This could apply to any drug that is legal for a certain purpose in one state of the US, but illegal for that purpose in another state. However, the case I have in mind is mifepristone and misoprostol. These drugs are prescription-only in the US, and they have uses such as treating Cushing's disease and stomach ulcers, as well as inducing an abortion. Because state abortion laws vary, I imagine that it could already be illegal to use these drugs under certain conditions in certain states, and in any case we will probably see by the summer of 2022 that abortion is completely illegal in many states.

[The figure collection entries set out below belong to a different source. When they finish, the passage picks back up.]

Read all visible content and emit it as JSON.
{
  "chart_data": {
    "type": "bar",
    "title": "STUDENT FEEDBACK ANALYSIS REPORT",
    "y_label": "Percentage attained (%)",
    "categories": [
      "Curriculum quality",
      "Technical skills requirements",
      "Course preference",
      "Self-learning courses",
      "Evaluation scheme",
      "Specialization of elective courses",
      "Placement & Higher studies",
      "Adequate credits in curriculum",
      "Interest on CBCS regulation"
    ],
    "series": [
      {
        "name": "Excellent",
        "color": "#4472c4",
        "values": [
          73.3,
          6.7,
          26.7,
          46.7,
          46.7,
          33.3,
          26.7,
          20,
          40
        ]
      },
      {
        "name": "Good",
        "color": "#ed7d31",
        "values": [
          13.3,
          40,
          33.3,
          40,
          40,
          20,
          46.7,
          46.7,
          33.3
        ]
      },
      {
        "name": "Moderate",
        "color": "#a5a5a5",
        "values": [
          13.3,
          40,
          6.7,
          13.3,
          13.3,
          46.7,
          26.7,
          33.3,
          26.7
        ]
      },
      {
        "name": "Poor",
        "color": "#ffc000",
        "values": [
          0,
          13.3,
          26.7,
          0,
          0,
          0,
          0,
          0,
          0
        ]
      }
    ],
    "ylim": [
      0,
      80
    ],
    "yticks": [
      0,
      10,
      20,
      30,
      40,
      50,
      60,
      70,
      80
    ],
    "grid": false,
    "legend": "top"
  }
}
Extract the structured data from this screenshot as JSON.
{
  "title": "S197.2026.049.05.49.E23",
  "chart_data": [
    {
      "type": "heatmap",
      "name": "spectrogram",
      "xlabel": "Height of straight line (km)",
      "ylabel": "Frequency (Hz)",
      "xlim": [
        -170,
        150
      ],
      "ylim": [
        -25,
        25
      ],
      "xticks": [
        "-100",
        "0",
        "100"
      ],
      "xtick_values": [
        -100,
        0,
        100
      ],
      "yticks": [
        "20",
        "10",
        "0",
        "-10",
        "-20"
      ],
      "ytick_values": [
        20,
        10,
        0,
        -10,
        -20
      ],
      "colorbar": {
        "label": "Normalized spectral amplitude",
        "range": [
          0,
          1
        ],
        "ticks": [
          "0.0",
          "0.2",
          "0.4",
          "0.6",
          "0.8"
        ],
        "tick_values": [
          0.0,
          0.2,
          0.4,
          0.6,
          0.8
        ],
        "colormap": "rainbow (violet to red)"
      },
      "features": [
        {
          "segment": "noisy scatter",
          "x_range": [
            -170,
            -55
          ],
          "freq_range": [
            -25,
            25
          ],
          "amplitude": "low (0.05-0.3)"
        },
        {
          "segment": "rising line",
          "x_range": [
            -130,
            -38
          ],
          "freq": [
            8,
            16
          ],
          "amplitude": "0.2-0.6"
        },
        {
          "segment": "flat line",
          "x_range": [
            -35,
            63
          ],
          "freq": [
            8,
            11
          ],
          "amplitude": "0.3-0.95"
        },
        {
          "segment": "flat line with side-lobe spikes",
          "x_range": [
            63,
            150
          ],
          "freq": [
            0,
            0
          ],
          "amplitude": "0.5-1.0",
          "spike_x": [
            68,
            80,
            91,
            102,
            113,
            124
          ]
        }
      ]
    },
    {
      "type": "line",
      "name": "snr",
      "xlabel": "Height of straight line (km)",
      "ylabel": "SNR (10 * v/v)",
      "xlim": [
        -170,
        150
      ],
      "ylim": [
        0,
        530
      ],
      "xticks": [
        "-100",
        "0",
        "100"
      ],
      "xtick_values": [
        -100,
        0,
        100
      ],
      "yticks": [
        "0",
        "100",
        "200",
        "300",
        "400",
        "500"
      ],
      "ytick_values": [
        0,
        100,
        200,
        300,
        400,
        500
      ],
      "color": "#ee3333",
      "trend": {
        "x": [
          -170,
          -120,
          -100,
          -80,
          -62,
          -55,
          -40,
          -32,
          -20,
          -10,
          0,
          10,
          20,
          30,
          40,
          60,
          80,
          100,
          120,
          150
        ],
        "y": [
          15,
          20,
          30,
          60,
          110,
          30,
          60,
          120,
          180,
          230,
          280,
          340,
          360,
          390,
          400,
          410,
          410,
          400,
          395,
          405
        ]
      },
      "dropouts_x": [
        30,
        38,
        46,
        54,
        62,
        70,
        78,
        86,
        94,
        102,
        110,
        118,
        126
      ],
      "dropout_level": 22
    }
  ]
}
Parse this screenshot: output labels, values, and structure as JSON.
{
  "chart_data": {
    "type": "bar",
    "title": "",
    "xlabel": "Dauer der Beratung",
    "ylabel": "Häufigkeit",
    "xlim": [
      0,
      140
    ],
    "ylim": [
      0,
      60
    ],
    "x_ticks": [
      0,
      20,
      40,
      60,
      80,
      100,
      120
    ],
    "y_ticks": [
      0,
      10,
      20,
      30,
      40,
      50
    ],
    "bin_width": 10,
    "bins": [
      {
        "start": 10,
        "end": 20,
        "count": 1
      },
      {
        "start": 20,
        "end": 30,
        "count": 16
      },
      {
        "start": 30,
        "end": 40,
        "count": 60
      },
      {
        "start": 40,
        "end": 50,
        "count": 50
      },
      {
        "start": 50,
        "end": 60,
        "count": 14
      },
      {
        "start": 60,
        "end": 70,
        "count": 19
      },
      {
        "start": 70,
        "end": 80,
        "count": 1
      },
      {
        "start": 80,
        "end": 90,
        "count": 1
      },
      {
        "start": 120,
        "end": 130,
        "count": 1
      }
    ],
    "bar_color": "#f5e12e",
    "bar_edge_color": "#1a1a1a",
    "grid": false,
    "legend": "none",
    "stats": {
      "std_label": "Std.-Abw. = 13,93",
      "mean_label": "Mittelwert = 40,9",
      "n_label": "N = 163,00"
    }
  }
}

Suppose that a woman lives in Mississippi, where it's illegal to use a certain drug for a certain purpose. She makes a telehealth appointment with a doctor in California, where it's legal to use that drug for that purpose. The doctor prescribes her the pill, and she orders it from a mail-order pharmacy in California. Can anybody be prosecuted by Mississippi, and if so, whom?
Can Mississippi not prevent this because only the federal government can regulate interstate commerce?
Can the doctor get in trouble because they don't have a medical license that's valid in Mississippi, or will they not be vulnerable because the doctor is not in Mississippi, and Mississippi can't do anything without help from California, which will refuse? I don't know if it's currently legal for a doctor in California to treat someone in another state by telemedicine, but if not, can California simply pass a law to make it legal?
Can Mississippi subpoena the doctor or pharmacy's records to obtain the names of women who have used this process, or would this not work due to a lack of jurisdiction? Would Mississippi have to ask the FBI to get the women's names, in which case the strategy wouldn't work if the FBI wasn't willing? Or could it be legal for the doctor simply to provide telehealth services without asking for the woman's name?